Finding the Right Solution

“We see people missing the boat in a couple of different ways,” says Larry Goldman, vice president, Customer Solutions, for Braun Consulting in Redmond, WA. “They go first to the touch points and have no true understanding of the customer. Or, when they do focus on the analytical side, they don’t have the in-house skills to analyze the data they collect.”

For that reason, Goldman suggests outsourcing customer interaction management solutions to a company that specializes in analyzing the data collected. But, he warns, be aware of the disparate locations from which information will be collected before entering into an agreement with an outsourcer. “Determine from the beginning who is responsible for data sourcing and data cleansing,” he says. “That’s going to be 70 percent of the effort.”

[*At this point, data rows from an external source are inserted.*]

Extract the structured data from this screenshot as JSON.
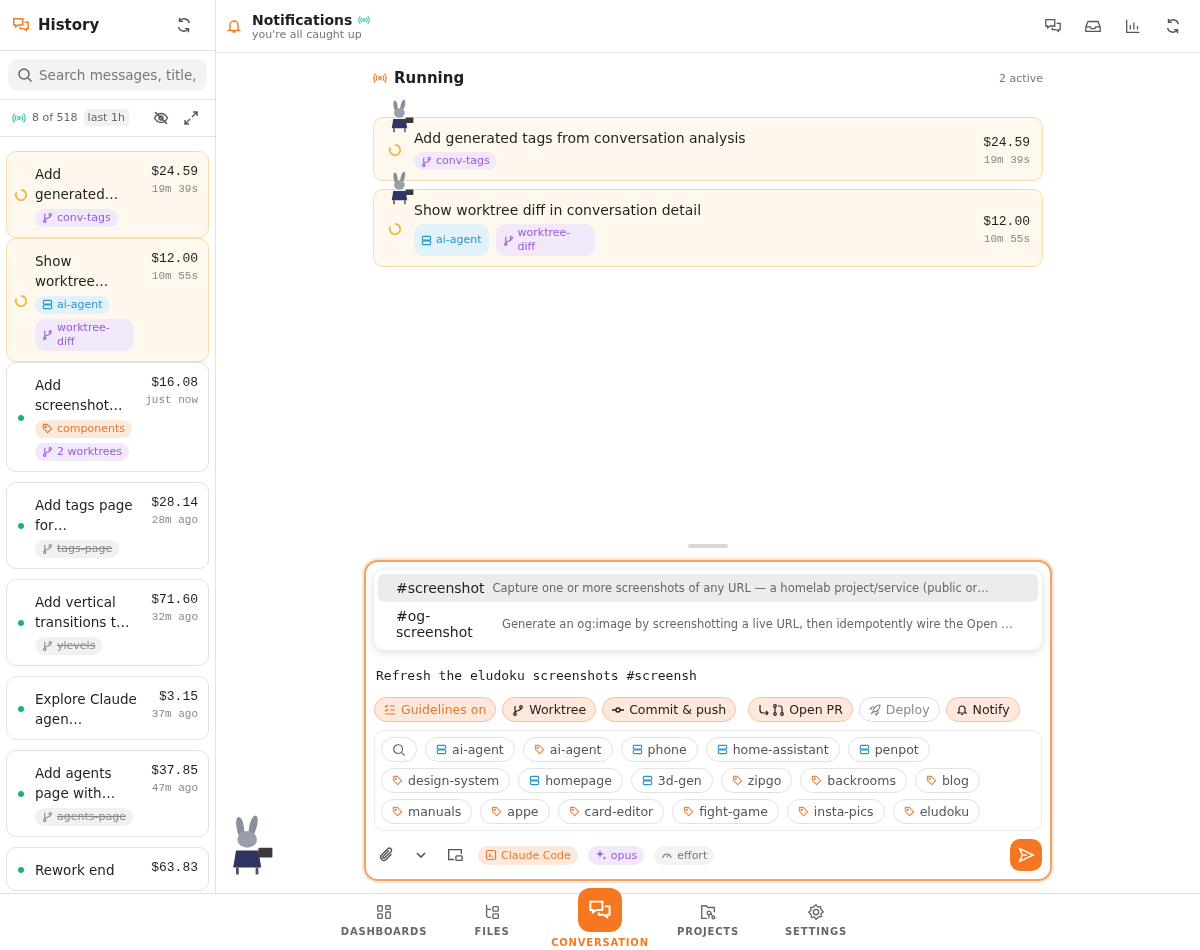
{
  "sidebar": {
    "title": "History",
    "search": {
      "placeholder": "Search messages, title,"
    },
    "count": "8 of 518",
    "filter": "last 1h",
    "conversations": [
      {
        "title": "Add generated…",
        "cost": "$24.59",
        "time": "19m 39s",
        "running": true,
        "tags": [
          {
            "kind": "branch",
            "label": "conv-tags",
            "merged": false
          }
        ]
      },
      {
        "title": "Show worktree…",
        "cost": "$12.00",
        "time": "10m 55s",
        "running": true,
        "tags": [
          {
            "kind": "project",
            "label": "ai-agent",
            "merged": false
          },
          {
            "kind": "branch",
            "label": "worktree-diff",
            "merged": false
          }
        ]
      },
      {
        "title": "Add screenshot…",
        "cost": "$16.08",
        "time": "just now",
        "running": false,
        "tags": [
          {
            "kind": "label",
            "label": "components",
            "merged": false
          },
          {
            "kind": "branch",
            "label": "2 worktrees",
            "merged": false
          }
        ]
      },
      {
        "title": "Add tags page for…",
        "cost": "$28.14",
        "time": "28m ago",
        "running": false,
        "tags": [
          {
            "kind": "branch",
            "label": "tags-page",
            "merged": true
          }
        ]
      },
      {
        "title": "Add vertical transitions t…",
        "cost": "$71.60",
        "time": "32m ago",
        "running": false,
        "tags": [
          {
            "kind": "branch",
            "label": "ylevels",
            "merged": true
          }
        ]
      },
      {
        "title": "Explore Claude agen…",
        "cost": "$3.15",
        "time": "37m ago",
        "running": false
      },
      {
        "title": "Add agents page with…",
        "cost": "$37.85",
        "time": "47m ago",
        "running": false,
        "tags": [
          {
            "kind": "branch",
            "label": "agents-page",
            "merged": true
          }
        ]
      },
      {
        "title": "Rework end",
        "cost": "$63.83",
        "running": false
      }
    ]
  },
  "header": {
    "title": "Notifications",
    "subtitle": "you're all caught up"
  },
  "running": {
    "title": "Running",
    "count": "2 active",
    "items": [
      {
        "title": "Add generated tags from conversation analysis",
        "cost": "$24.59",
        "time": "19m 39s",
        "tags": [
          {
            "kind": "branch",
            "label": "conv-tags",
            "merged": false
          }
        ]
      },
      {
        "title": "Show worktree diff in conversation detail",
        "cost": "$12.00",
        "time": "10m 55s",
        "tags": [
          {
            "kind": "project",
            "label": "ai-agent",
            "merged": false
          },
          {
            "kind": "branch",
            "label": "worktree-diff",
            "merged": false
          }
        ]
      }
    ]
  },
  "composer": {
    "suggestions": [
      {
        "tag": "#screenshot",
        "description": "Capture one or more screenshots of any URL — a homelab project/service (public or…",
        "selected": true
      },
      {
        "tag": "#og-screenshot",
        "description": "Generate an og:image by screenshotting a live URL, then idempotently wire the Open …",
        "selected": false
      }
    ],
    "value": "Refresh the eludoku screenshots #screensh",
    "toggles": [
      {
        "kind": "guidelines",
        "label": "Guidelines on",
        "on": true
      },
      {
        "kind": "worktree",
        "label": "Worktree",
        "on": true
      },
      {
        "kind": "commit",
        "label": "Commit & push",
        "on": true
      },
      {
        "kind": "pr",
        "label": "Open PR",
        "on": true
      },
      {
        "kind": "deploy",
        "label": "Deploy",
        "on": false
      },
      {
        "kind": "notify",
        "label": "Notify",
        "on": true
      }
    ],
    "chips": [
      {
        "kind": "project",
        "label": "ai-agent"
      },
      {
        "kind": "label",
        "label": "ai-agent"
      },
      {
        "kind": "project",
        "label": "phone"
      },
      {
        "kind": "project",
        "label": "home-assistant"
      },
      {
        "kind": "project",
        "label": "penpot"
      },
      {
        "kind": "label",
        "label": "design-system"
      },
      {
        "kind": "project",
        "label": "homepage"
      },
      {
        "kind": "project",
        "label": "3d-gen"
      },
      {
        "kind": "label",
        "label": "zipgo"
      },
      {
        "kind": "label",
        "label": "backrooms"
      },
      {
        "kind": "label",
        "label": "blog"
      },
      {
        "kind": "label",
        "label": "manuals"
      },
      {
        "kind": "label",
        "label": "appe"
      },
      {
        "kind": "label",
        "label": "card-editor"
      },
      {
        "kind": "label",
        "label": "fight-game"
      },
      {
        "kind": "label",
        "label": "insta-pics"
      },
      {
        "kind": "label",
        "label": "eludoku"
      }
    ],
    "options": [
      {
        "kind": "agent",
        "label": "Claude Code"
      },
      {
        "kind": "model",
        "label": "opus"
      },
      {
        "kind": "effort",
        "label": "effort"
      }
    ]
  },
  "nav": [
    {
      "kind": "dashboards",
      "label": "DASHBOARDS",
      "selected": false
    },
    {
      "kind": "files",
      "label": "FILES",
      "selected": false
    },
    {
      "kind": "conversation",
      "label": "CONVERSATION",
      "selected": true
    },
    {
      "kind": "projects",
      "label": "PROJECTS",
      "selected": false
    },
    {
      "kind": "settings",
      "label": "SETTINGS",
      "selected": false
    }
  ]
}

More importantly, says Jerry McLaughlin, CEO of San Francisco, CA-based Truis Corporation, “The biggest point of failure is when companies try to build business processes around the interaction management system.” To be successful, he suggests finding a system that works around your current culture and processes.

The Human Factor

Although customer interaction management is potentially the most effective tool available for really knowing who your customers are, there is one additional factor that will prevent it from being effective–the people who have to use the system. If the customer interaction management system doesn’t tie seamlessly in with all of the touch point technologies and business processes within a company, then users won’t make a conscious effort to use the system, says McLaughlin.

Additionally, if users don’t see the value of the customer interaction management system–the benefits and ways in which it will make their jobs easier–then the system will be just one more piece of unwanted technology. “If you’re constantly delivering value and showing how the system will benefit users,” says Goldman, “then users will be more willing to make use of the system.”

Tying internal triggers and monitoring systems into customer interaction management will also help increase user participation. A trigger prompts the user to add or update information in the interaction management software whenever a customer’s records are accessed, making it unnecessary for the user to think about using the system.

Goldman suggests finding an outsourcer who offers a monitoring system within its customer interaction management application. The monitoring system will report who has used the system, how often, and for what, he says. “Then if John over in sales starts complaining about not having the right tools, but he hasn’t accessed the system, you can suggest he try it.”

Lessons from the Outsourcing Primer:

  • Many companies are missing the opportunity to know their customers as intimately as possible.
  • Most companies do not have the in-house skill set to collect, cleanse and analyze data to turn it into actionable information.
  • Customer interaction management should be built around existing business processes rather than building business processes around customer interaction management.
  • People are the key to making customer interaction management work. To make the human element effective, show them the benefits of using the customer interaction management system.
  • Find an outsourcer that offers an understanding of the needs of your company and is willing to take charge of the collection, cleansing and analytical processes. Then build your customer interaction management around your business processes.